Olaitan Awomolo, who teaches architecture and design at Tyler, and her partner, Wesley Davis, a law school student and former community projects coordinator from Pittsburgh, developed BuildLAB as a collaboration and project management tool intended to bring together owners, architects, engineers and foremen. BuildLAB is an online platform for designing, task assigning and managing and a real-time cost and build-time dashboard.
According to Awomolo and Davis, projects run millions of dollars over projected costs because of changes and the miscommunication of those changes between design and construction.
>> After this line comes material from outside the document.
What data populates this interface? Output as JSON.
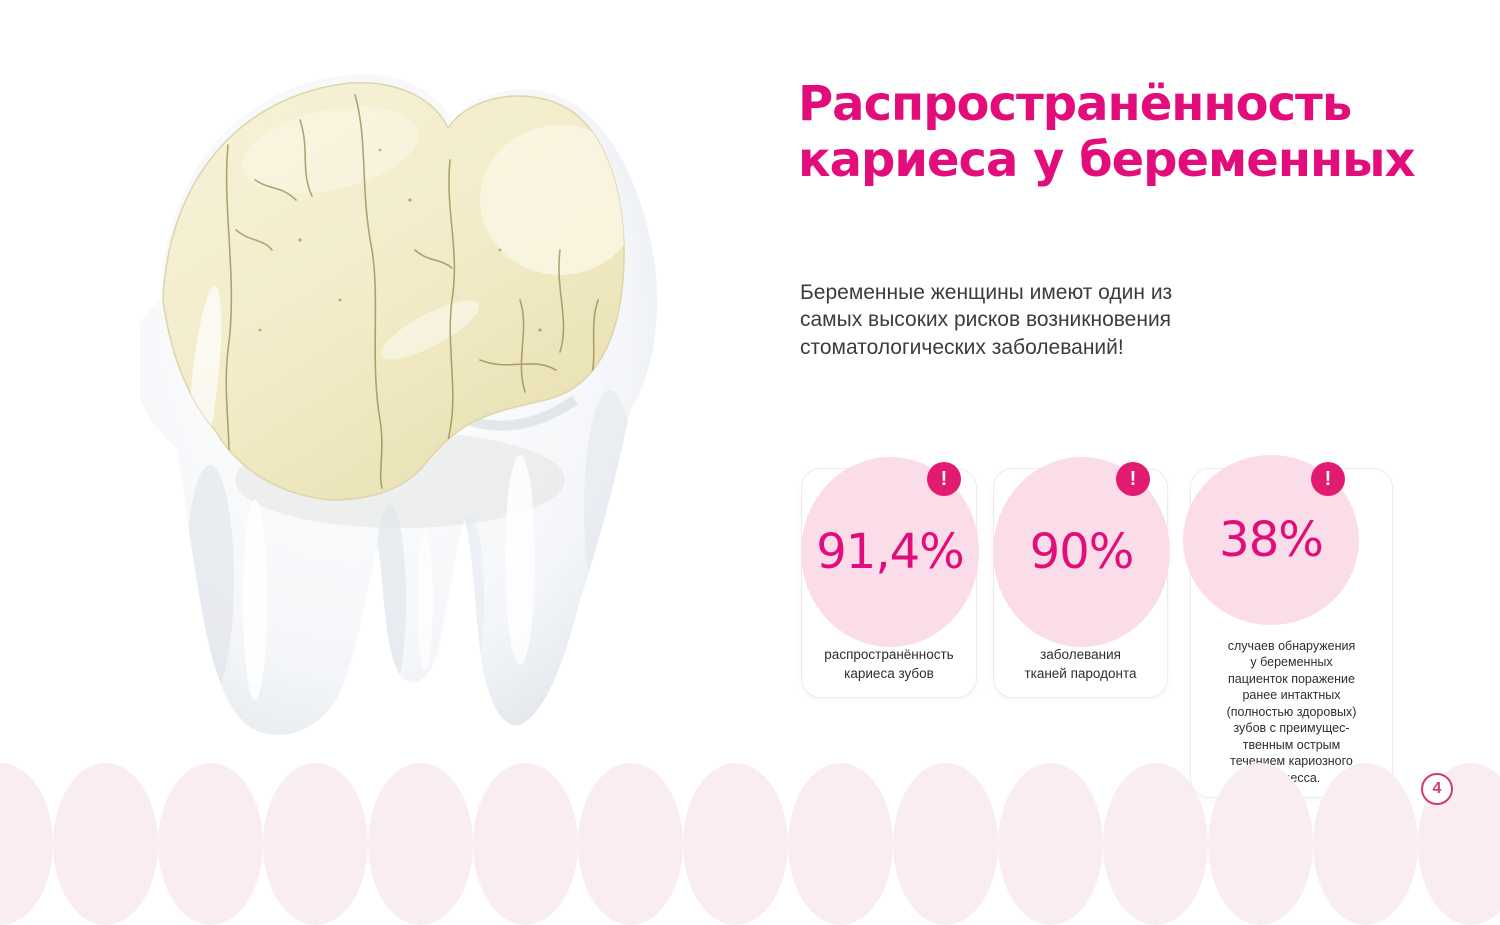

“I wrote a dissertation on the topic (of architectural-engineering-construction collaboration) and I worked as an architect,” Awomolo says.
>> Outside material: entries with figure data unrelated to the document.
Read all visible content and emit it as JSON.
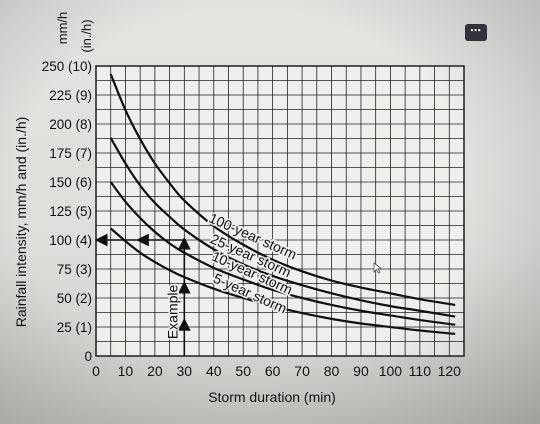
{
  "menu": {
    "more_label": "⋯",
    "icon": "more-horizontal-icon"
  },
  "chart_data": {
    "type": "line",
    "title": "",
    "xlabel": "Storm duration (min)",
    "ylabel": "Rainfall intensity, mm/h and (in./h)",
    "y_units_label_1": "mm/h",
    "y_units_label_2": "(in./h)",
    "xlim": [
      0,
      125
    ],
    "ylim": [
      0,
      250
    ],
    "x_ticks": [
      0,
      10,
      20,
      30,
      40,
      50,
      60,
      70,
      80,
      90,
      100,
      110,
      120
    ],
    "x_tick_labels": [
      "0",
      "10",
      "20",
      "30",
      "40",
      "50",
      "60",
      "70",
      "80",
      "90",
      "100",
      "110",
      "120"
    ],
    "y_ticks": [
      0,
      25,
      50,
      75,
      100,
      125,
      150,
      175,
      200,
      225,
      250
    ],
    "y_tick_labels": [
      "0",
      "25 (1)",
      "50 (2)",
      "75 (3)",
      "100 (4)",
      "125 (5)",
      "150 (6)",
      "175 (7)",
      "200 (8)",
      "225 (9)",
      "250 (10)"
    ],
    "grid": true,
    "series": [
      {
        "name": "100-year storm",
        "x": [
          5,
          10,
          15,
          20,
          25,
          30,
          40,
          50,
          60,
          70,
          80,
          90,
          100,
          110,
          122
        ],
        "values": [
          243,
          212,
          187,
          166,
          149,
          134,
          112,
          96,
          83,
          73,
          65,
          59,
          54,
          49,
          44
        ]
      },
      {
        "name": "25-year storm",
        "x": [
          5,
          10,
          15,
          20,
          25,
          30,
          40,
          50,
          60,
          70,
          80,
          90,
          100,
          110,
          122
        ],
        "values": [
          188,
          166,
          147,
          132,
          120,
          109,
          92,
          79,
          69,
          61,
          54,
          48,
          43,
          39,
          34
        ]
      },
      {
        "name": "10-year storm",
        "x": [
          5,
          10,
          15,
          20,
          25,
          30,
          40,
          50,
          60,
          70,
          80,
          90,
          100,
          110,
          122
        ],
        "values": [
          150,
          133,
          119,
          107,
          97,
          89,
          76,
          66,
          57,
          50,
          44,
          39,
          35,
          31,
          27
        ]
      },
      {
        "name": "5-year storm",
        "x": [
          5,
          10,
          15,
          20,
          25,
          30,
          40,
          50,
          60,
          70,
          80,
          90,
          100,
          110,
          122
        ],
        "values": [
          110,
          99,
          89,
          81,
          74,
          68,
          58,
          50,
          43,
          37,
          32,
          28,
          25,
          22,
          19
        ]
      }
    ],
    "annotations": [
      {
        "text": "Example",
        "x": 30,
        "from_y": 0,
        "to_y": 100,
        "then_to_x": 0
      }
    ]
  }
}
Davis said the pair plan to use the $60,000 in cash and services to help finish a pilot model of their software so they can take the next step toward putting it on the market.
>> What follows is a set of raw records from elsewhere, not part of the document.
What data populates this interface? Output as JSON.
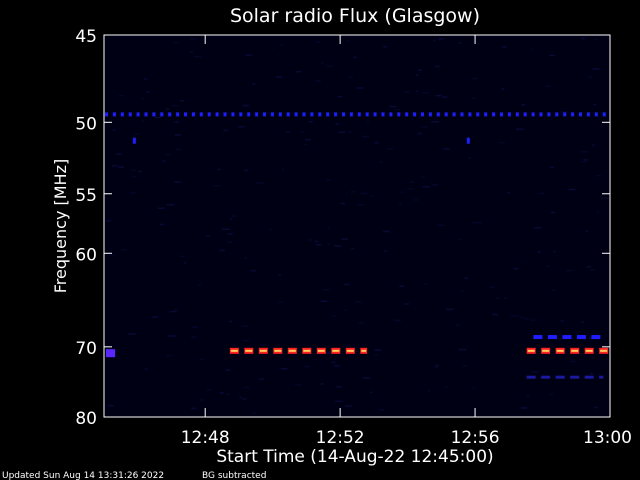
{
  "chart_data": {
    "type": "heatmap",
    "title": "Solar radio Flux (Glasgow)",
    "xlabel": "Start Time (14-Aug-22 12:45:00)",
    "ylabel": "Frequency [MHz]",
    "x_range": [
      "12:45",
      "13:00"
    ],
    "y_range_mhz": [
      45,
      80
    ],
    "y_ticks": [
      {
        "mhz": 45,
        "label": "45"
      },
      {
        "mhz": 50,
        "label": "50"
      },
      {
        "mhz": 55,
        "label": "55"
      },
      {
        "mhz": 60,
        "label": "60"
      },
      {
        "mhz": 70,
        "label": "70"
      },
      {
        "mhz": 80,
        "label": "80"
      }
    ],
    "x_ticks": [
      {
        "time": "12:48",
        "label": "12:48"
      },
      {
        "time": "12:52",
        "label": "12:52"
      },
      {
        "time": "12:56",
        "label": "12:56"
      },
      {
        "time": "13:00",
        "label": "13:00"
      }
    ],
    "colors": {
      "background": "#000000",
      "plot_background": "#000014",
      "axis": "#ffffff",
      "weak_emission": "#1e1eff",
      "strong_emission_core": "#ffd060",
      "strong_emission_edge": "#ff2020"
    },
    "emission_bands": [
      {
        "mhz": 49.5,
        "start": "12:45",
        "end": "13:00",
        "intensity": "medium",
        "pattern": "dashed"
      },
      {
        "mhz": 70.5,
        "start": "12:48.7",
        "end": "12:52.8",
        "intensity": "high",
        "pattern": "dashed"
      },
      {
        "mhz": 70.5,
        "start": "12:57.5",
        "end": "13:00",
        "intensity": "high",
        "pattern": "dashed"
      },
      {
        "mhz": 68.8,
        "start": "12:57.7",
        "end": "12:59.8",
        "intensity": "medium",
        "pattern": "dashed"
      },
      {
        "mhz": 74.0,
        "start": "12:57.5",
        "end": "12:59.8",
        "intensity": "low",
        "pattern": "dashed"
      },
      {
        "mhz": 70.8,
        "start": "12:45",
        "end": "12:45.3",
        "intensity": "medium",
        "pattern": "solid"
      }
    ],
    "emission_spots": [
      {
        "mhz": 51.2,
        "time": "12:45.9"
      },
      {
        "mhz": 51.2,
        "time": "12:55.8"
      }
    ],
    "footer_left": "Updated Sun Aug 14 13:31:26 2022",
    "footer_note": "BG subtracted"
  }
}
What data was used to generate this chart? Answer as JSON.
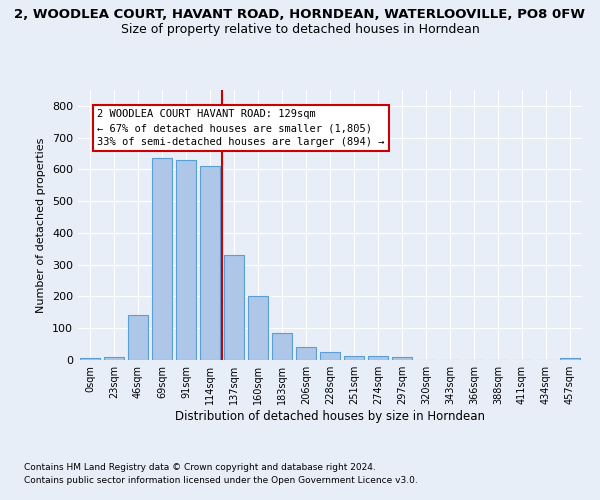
{
  "title": "2, WOODLEA COURT, HAVANT ROAD, HORNDEAN, WATERLOOVILLE, PO8 0FW",
  "subtitle": "Size of property relative to detached houses in Horndean",
  "xlabel": "Distribution of detached houses by size in Horndean",
  "ylabel": "Number of detached properties",
  "bar_color": "#aec6e8",
  "bar_edge_color": "#5a9fd4",
  "categories": [
    "0sqm",
    "23sqm",
    "46sqm",
    "69sqm",
    "91sqm",
    "114sqm",
    "137sqm",
    "160sqm",
    "183sqm",
    "206sqm",
    "228sqm",
    "251sqm",
    "274sqm",
    "297sqm",
    "320sqm",
    "343sqm",
    "366sqm",
    "388sqm",
    "411sqm",
    "434sqm",
    "457sqm"
  ],
  "values": [
    7,
    10,
    143,
    637,
    630,
    610,
    330,
    200,
    85,
    41,
    25,
    12,
    12,
    10,
    0,
    0,
    0,
    0,
    0,
    0,
    7
  ],
  "ylim": [
    0,
    850
  ],
  "yticks": [
    0,
    100,
    200,
    300,
    400,
    500,
    600,
    700,
    800
  ],
  "vline_x": 5.5,
  "vline_color": "#cc0000",
  "annotation_text": "2 WOODLEA COURT HAVANT ROAD: 129sqm\n← 67% of detached houses are smaller (1,805)\n33% of semi-detached houses are larger (894) →",
  "footnote1": "Contains HM Land Registry data © Crown copyright and database right 2024.",
  "footnote2": "Contains public sector information licensed under the Open Government Licence v3.0.",
  "background_color": "#e8eef7",
  "grid_color": "#ffffff",
  "title_fontsize": 9.5,
  "subtitle_fontsize": 9,
  "ylabel_fontsize": 8,
  "xlabel_fontsize": 8.5,
  "bar_width": 0.85
}
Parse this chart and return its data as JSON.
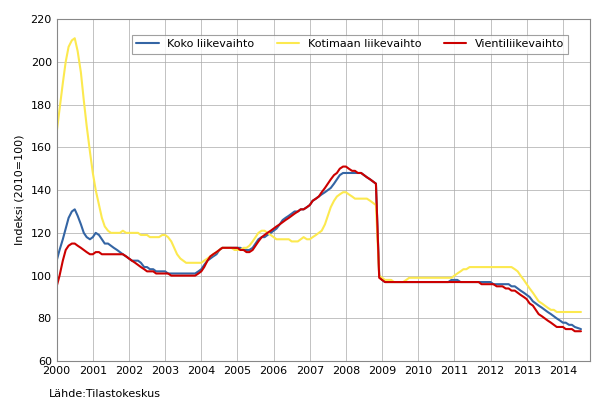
{
  "title": "",
  "ylabel": "Indeksi (2010=100)",
  "source_text": "Lähde:Tilastokeskus",
  "ylim": [
    60,
    220
  ],
  "yticks": [
    60,
    80,
    100,
    120,
    140,
    160,
    180,
    200,
    220
  ],
  "xlim_start": 2000.0,
  "xlim_end": 2014.75,
  "xtick_labels": [
    "2000",
    "2001",
    "2002",
    "2003",
    "2004",
    "2005",
    "2006",
    "2007",
    "2008",
    "2009",
    "2010",
    "2011",
    "2012",
    "2013",
    "2014"
  ],
  "line_koko": {
    "color": "#3465a4",
    "label": "Koko liikevaihto",
    "linewidth": 1.5
  },
  "line_kotimaan": {
    "color": "#fce94f",
    "label": "Kotimaan liikevaihto",
    "linewidth": 1.5
  },
  "line_vienti": {
    "color": "#cc0000",
    "label": "Vientiliikevaihto",
    "linewidth": 1.5
  },
  "koko_x": [
    2000.0,
    2000.08,
    2000.17,
    2000.25,
    2000.33,
    2000.42,
    2000.5,
    2000.58,
    2000.67,
    2000.75,
    2000.83,
    2000.92,
    2001.0,
    2001.08,
    2001.17,
    2001.25,
    2001.33,
    2001.42,
    2001.5,
    2001.58,
    2001.67,
    2001.75,
    2001.83,
    2001.92,
    2002.0,
    2002.08,
    2002.17,
    2002.25,
    2002.33,
    2002.42,
    2002.5,
    2002.58,
    2002.67,
    2002.75,
    2002.83,
    2002.92,
    2003.0,
    2003.08,
    2003.17,
    2003.25,
    2003.33,
    2003.42,
    2003.5,
    2003.58,
    2003.67,
    2003.75,
    2003.83,
    2003.92,
    2004.0,
    2004.08,
    2004.17,
    2004.25,
    2004.33,
    2004.42,
    2004.5,
    2004.58,
    2004.67,
    2004.75,
    2004.83,
    2004.92,
    2005.0,
    2005.08,
    2005.17,
    2005.25,
    2005.33,
    2005.42,
    2005.5,
    2005.58,
    2005.67,
    2005.75,
    2005.83,
    2005.92,
    2006.0,
    2006.08,
    2006.17,
    2006.25,
    2006.33,
    2006.42,
    2006.5,
    2006.58,
    2006.67,
    2006.75,
    2006.83,
    2006.92,
    2007.0,
    2007.08,
    2007.17,
    2007.25,
    2007.33,
    2007.42,
    2007.5,
    2007.58,
    2007.67,
    2007.75,
    2007.83,
    2007.92,
    2008.0,
    2008.08,
    2008.17,
    2008.25,
    2008.33,
    2008.42,
    2008.5,
    2008.58,
    2008.67,
    2008.75,
    2008.83,
    2008.92,
    2009.0,
    2009.08,
    2009.17,
    2009.25,
    2009.33,
    2009.42,
    2009.5,
    2009.58,
    2009.67,
    2009.75,
    2009.83,
    2009.92,
    2010.0,
    2010.08,
    2010.17,
    2010.25,
    2010.33,
    2010.42,
    2010.5,
    2010.58,
    2010.67,
    2010.75,
    2010.83,
    2010.92,
    2011.0,
    2011.08,
    2011.17,
    2011.25,
    2011.33,
    2011.42,
    2011.5,
    2011.58,
    2011.67,
    2011.75,
    2011.83,
    2011.92,
    2012.0,
    2012.08,
    2012.17,
    2012.25,
    2012.33,
    2012.42,
    2012.5,
    2012.58,
    2012.67,
    2012.75,
    2012.83,
    2012.92,
    2013.0,
    2013.08,
    2013.17,
    2013.25,
    2013.33,
    2013.42,
    2013.5,
    2013.58,
    2013.67,
    2013.75,
    2013.83,
    2013.92,
    2014.0,
    2014.08,
    2014.17,
    2014.25,
    2014.33,
    2014.5
  ],
  "koko_y": [
    107,
    112,
    117,
    122,
    127,
    130,
    131,
    128,
    124,
    120,
    118,
    117,
    118,
    120,
    119,
    117,
    115,
    115,
    114,
    113,
    112,
    111,
    110,
    109,
    108,
    107,
    107,
    107,
    106,
    104,
    104,
    103,
    103,
    102,
    102,
    102,
    102,
    101,
    101,
    101,
    101,
    101,
    101,
    101,
    101,
    101,
    101,
    102,
    103,
    105,
    107,
    108,
    109,
    110,
    112,
    113,
    113,
    113,
    113,
    113,
    113,
    113,
    112,
    112,
    112,
    113,
    115,
    117,
    118,
    118,
    119,
    120,
    121,
    122,
    124,
    126,
    127,
    128,
    129,
    130,
    130,
    131,
    131,
    132,
    133,
    135,
    136,
    137,
    138,
    139,
    140,
    141,
    143,
    145,
    147,
    148,
    148,
    148,
    148,
    148,
    148,
    148,
    147,
    146,
    145,
    144,
    143,
    100,
    98,
    97,
    97,
    97,
    97,
    97,
    97,
    97,
    97,
    97,
    97,
    97,
    97,
    97,
    97,
    97,
    97,
    97,
    97,
    97,
    97,
    97,
    97,
    98,
    98,
    98,
    97,
    97,
    97,
    97,
    97,
    97,
    97,
    97,
    97,
    97,
    97,
    96,
    96,
    96,
    96,
    96,
    96,
    95,
    95,
    94,
    93,
    92,
    91,
    90,
    88,
    87,
    86,
    85,
    84,
    83,
    82,
    81,
    80,
    79,
    78,
    78,
    77,
    77,
    76,
    75
  ],
  "kotimaan_x": [
    2000.0,
    2000.08,
    2000.17,
    2000.25,
    2000.33,
    2000.42,
    2000.5,
    2000.58,
    2000.67,
    2000.75,
    2000.83,
    2000.92,
    2001.0,
    2001.08,
    2001.17,
    2001.25,
    2001.33,
    2001.42,
    2001.5,
    2001.58,
    2001.67,
    2001.75,
    2001.83,
    2001.92,
    2002.0,
    2002.08,
    2002.17,
    2002.25,
    2002.33,
    2002.42,
    2002.5,
    2002.58,
    2002.67,
    2002.75,
    2002.83,
    2002.92,
    2003.0,
    2003.08,
    2003.17,
    2003.25,
    2003.33,
    2003.42,
    2003.5,
    2003.58,
    2003.67,
    2003.75,
    2003.83,
    2003.92,
    2004.0,
    2004.08,
    2004.17,
    2004.25,
    2004.33,
    2004.42,
    2004.5,
    2004.58,
    2004.67,
    2004.75,
    2004.83,
    2004.92,
    2005.0,
    2005.08,
    2005.17,
    2005.25,
    2005.33,
    2005.42,
    2005.5,
    2005.58,
    2005.67,
    2005.75,
    2005.83,
    2005.92,
    2006.0,
    2006.08,
    2006.17,
    2006.25,
    2006.33,
    2006.42,
    2006.5,
    2006.58,
    2006.67,
    2006.75,
    2006.83,
    2006.92,
    2007.0,
    2007.08,
    2007.17,
    2007.25,
    2007.33,
    2007.42,
    2007.5,
    2007.58,
    2007.67,
    2007.75,
    2007.83,
    2007.92,
    2008.0,
    2008.08,
    2008.17,
    2008.25,
    2008.33,
    2008.42,
    2008.5,
    2008.58,
    2008.67,
    2008.75,
    2008.83,
    2008.92,
    2009.0,
    2009.08,
    2009.17,
    2009.25,
    2009.33,
    2009.42,
    2009.5,
    2009.58,
    2009.67,
    2009.75,
    2009.83,
    2009.92,
    2010.0,
    2010.08,
    2010.17,
    2010.25,
    2010.33,
    2010.42,
    2010.5,
    2010.58,
    2010.67,
    2010.75,
    2010.83,
    2010.92,
    2011.0,
    2011.08,
    2011.17,
    2011.25,
    2011.33,
    2011.42,
    2011.5,
    2011.58,
    2011.67,
    2011.75,
    2011.83,
    2011.92,
    2012.0,
    2012.08,
    2012.17,
    2012.25,
    2012.33,
    2012.42,
    2012.5,
    2012.58,
    2012.67,
    2012.75,
    2012.83,
    2012.92,
    2013.0,
    2013.08,
    2013.17,
    2013.25,
    2013.33,
    2013.42,
    2013.5,
    2013.58,
    2013.67,
    2013.75,
    2013.83,
    2013.92,
    2014.0,
    2014.08,
    2014.17,
    2014.25,
    2014.33,
    2014.5
  ],
  "kotimaan_y": [
    167,
    178,
    190,
    200,
    207,
    210,
    211,
    205,
    195,
    182,
    170,
    158,
    148,
    140,
    133,
    127,
    123,
    121,
    120,
    120,
    120,
    120,
    121,
    120,
    120,
    120,
    120,
    120,
    119,
    119,
    119,
    118,
    118,
    118,
    118,
    119,
    119,
    118,
    116,
    113,
    110,
    108,
    107,
    106,
    106,
    106,
    106,
    106,
    106,
    107,
    108,
    109,
    110,
    111,
    112,
    113,
    113,
    113,
    113,
    112,
    112,
    112,
    113,
    113,
    114,
    116,
    118,
    120,
    121,
    121,
    120,
    119,
    118,
    117,
    117,
    117,
    117,
    117,
    116,
    116,
    116,
    117,
    118,
    117,
    117,
    118,
    119,
    120,
    121,
    124,
    128,
    132,
    135,
    137,
    138,
    139,
    139,
    138,
    137,
    136,
    136,
    136,
    136,
    136,
    135,
    134,
    133,
    100,
    99,
    98,
    98,
    98,
    97,
    97,
    97,
    97,
    98,
    99,
    99,
    99,
    99,
    99,
    99,
    99,
    99,
    99,
    99,
    99,
    99,
    99,
    99,
    99,
    100,
    101,
    102,
    103,
    103,
    104,
    104,
    104,
    104,
    104,
    104,
    104,
    104,
    104,
    104,
    104,
    104,
    104,
    104,
    104,
    103,
    102,
    100,
    98,
    96,
    94,
    92,
    90,
    88,
    87,
    86,
    85,
    84,
    84,
    83,
    83,
    83,
    83,
    83,
    83,
    83,
    83
  ],
  "vienti_x": [
    2000.0,
    2000.08,
    2000.17,
    2000.25,
    2000.33,
    2000.42,
    2000.5,
    2000.58,
    2000.67,
    2000.75,
    2000.83,
    2000.92,
    2001.0,
    2001.08,
    2001.17,
    2001.25,
    2001.33,
    2001.42,
    2001.5,
    2001.58,
    2001.67,
    2001.75,
    2001.83,
    2001.92,
    2002.0,
    2002.08,
    2002.17,
    2002.25,
    2002.33,
    2002.42,
    2002.5,
    2002.58,
    2002.67,
    2002.75,
    2002.83,
    2002.92,
    2003.0,
    2003.08,
    2003.17,
    2003.25,
    2003.33,
    2003.42,
    2003.5,
    2003.58,
    2003.67,
    2003.75,
    2003.83,
    2003.92,
    2004.0,
    2004.08,
    2004.17,
    2004.25,
    2004.33,
    2004.42,
    2004.5,
    2004.58,
    2004.67,
    2004.75,
    2004.83,
    2004.92,
    2005.0,
    2005.08,
    2005.17,
    2005.25,
    2005.33,
    2005.42,
    2005.5,
    2005.58,
    2005.67,
    2005.75,
    2005.83,
    2005.92,
    2006.0,
    2006.08,
    2006.17,
    2006.25,
    2006.33,
    2006.42,
    2006.5,
    2006.58,
    2006.67,
    2006.75,
    2006.83,
    2006.92,
    2007.0,
    2007.08,
    2007.17,
    2007.25,
    2007.33,
    2007.42,
    2007.5,
    2007.58,
    2007.67,
    2007.75,
    2007.83,
    2007.92,
    2008.0,
    2008.08,
    2008.17,
    2008.25,
    2008.33,
    2008.42,
    2008.5,
    2008.58,
    2008.67,
    2008.75,
    2008.83,
    2008.92,
    2009.0,
    2009.08,
    2009.17,
    2009.25,
    2009.33,
    2009.42,
    2009.5,
    2009.58,
    2009.67,
    2009.75,
    2009.83,
    2009.92,
    2010.0,
    2010.08,
    2010.17,
    2010.25,
    2010.33,
    2010.42,
    2010.5,
    2010.58,
    2010.67,
    2010.75,
    2010.83,
    2010.92,
    2011.0,
    2011.08,
    2011.17,
    2011.25,
    2011.33,
    2011.42,
    2011.5,
    2011.58,
    2011.67,
    2011.75,
    2011.83,
    2011.92,
    2012.0,
    2012.08,
    2012.17,
    2012.25,
    2012.33,
    2012.42,
    2012.5,
    2012.58,
    2012.67,
    2012.75,
    2012.83,
    2012.92,
    2013.0,
    2013.08,
    2013.17,
    2013.25,
    2013.33,
    2013.42,
    2013.5,
    2013.58,
    2013.67,
    2013.75,
    2013.83,
    2013.92,
    2014.0,
    2014.08,
    2014.17,
    2014.25,
    2014.33,
    2014.5
  ],
  "vienti_y": [
    95,
    100,
    107,
    112,
    114,
    115,
    115,
    114,
    113,
    112,
    111,
    110,
    110,
    111,
    111,
    110,
    110,
    110,
    110,
    110,
    110,
    110,
    110,
    109,
    108,
    107,
    106,
    105,
    104,
    103,
    102,
    102,
    102,
    101,
    101,
    101,
    101,
    101,
    100,
    100,
    100,
    100,
    100,
    100,
    100,
    100,
    100,
    101,
    102,
    104,
    107,
    109,
    110,
    111,
    112,
    113,
    113,
    113,
    113,
    113,
    113,
    112,
    112,
    111,
    111,
    112,
    114,
    116,
    118,
    119,
    120,
    121,
    122,
    123,
    124,
    125,
    126,
    127,
    128,
    129,
    130,
    131,
    131,
    132,
    133,
    135,
    136,
    137,
    139,
    141,
    143,
    145,
    147,
    148,
    150,
    151,
    151,
    150,
    149,
    149,
    148,
    148,
    147,
    146,
    145,
    144,
    143,
    99,
    98,
    97,
    97,
    97,
    97,
    97,
    97,
    97,
    97,
    97,
    97,
    97,
    97,
    97,
    97,
    97,
    97,
    97,
    97,
    97,
    97,
    97,
    97,
    97,
    97,
    97,
    97,
    97,
    97,
    97,
    97,
    97,
    97,
    96,
    96,
    96,
    96,
    96,
    95,
    95,
    95,
    94,
    94,
    93,
    93,
    92,
    91,
    90,
    89,
    87,
    86,
    84,
    82,
    81,
    80,
    79,
    78,
    77,
    76,
    76,
    76,
    75,
    75,
    75,
    74,
    74
  ]
}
“I was delighted to see the broad range of participants in today’s event. Lots of us sit home and think ‘I could do this’ and that’s how far that it goes,” says Temple University Provost Joanne Epps. “And what IEI does is help make those dreams a reality.”
The competition featured three tracks, with a first-place finisher in each earning a prize worth $20,000 in cash prizes:
- Social Impact Track Winner: Pay It Forward Live. Shari Smith-Jackson
BYOBB judges with Social Impact Track winner Shari Smith-Jackson. Credit: Chris Kendig Photography
created the social media app for tracking volunteer hours for her teenage son and is hoping that game-ifying her app will spark more volunteerism and keep volunteers active.
- Undergraduate Track Winner: Mouse Motel. Essentially: a better mousetrap. Engineering student and graduating senior Paul Gehret made simple modifications to the common glue trap that he said has three times the effectiveness of its predecessor.
- Upper Track Winner: BuildLAB.
The audience at the live pitch event at Alter Hall on Temple’s main campus were able to vote for their favorite entry. MailRoom, an app designed by Fox School and Clemson University students, won the crowd favorite award. The app matches users with local businesses, such as coffee shops and bookstores, which contract to safely receive packages through delivery services.
The BYOBB® gave away more than $200,000 in prizes and services to help the participants get their businesses up and running.
Keynote speaker Adam Lyons, BBA ’09, received the Self Made and Making Others Award. Lyons started building The Zebra out of a friend’s basement before moving to an incubator and obtaining funding from billionaire investor Mark Cuban. The Zebra is an online insurance marketplace that reports millions in income each year.
Keynote speaker Adam Lyons and Senior Vice Dean Debbie Campbell. Credit: Chris Kendig Photography
Lyons is now engaged in several efforts to support entrepreneurship including Innovation Works, a seeding program that has invested in more than 200 startups, and The Lyons Foundation, which attempts to inspire entrepreneurship in children.
During his keynote address, Lyons spoke about using the naysayers as inspiration. He also said he ran into several chicken-and-egg type problems with The Zebra—companies wanted users signed up, but users were not going to sign up until there were companies involved. Lyons said he just kept scratching at both sides of the problem until it was solved.
He also said there is no skeleton key for the problems entrepreneurs face. Each case, each problem, each startup is different.
“I have started to think that entrepreneurship resembles art more than a science,” Lyons says. “I don’t think entrepreneurship is for everybody, but it is something you can be creative with. If you are passionate about a problem, you can be your own boss. You can make your own destiny.”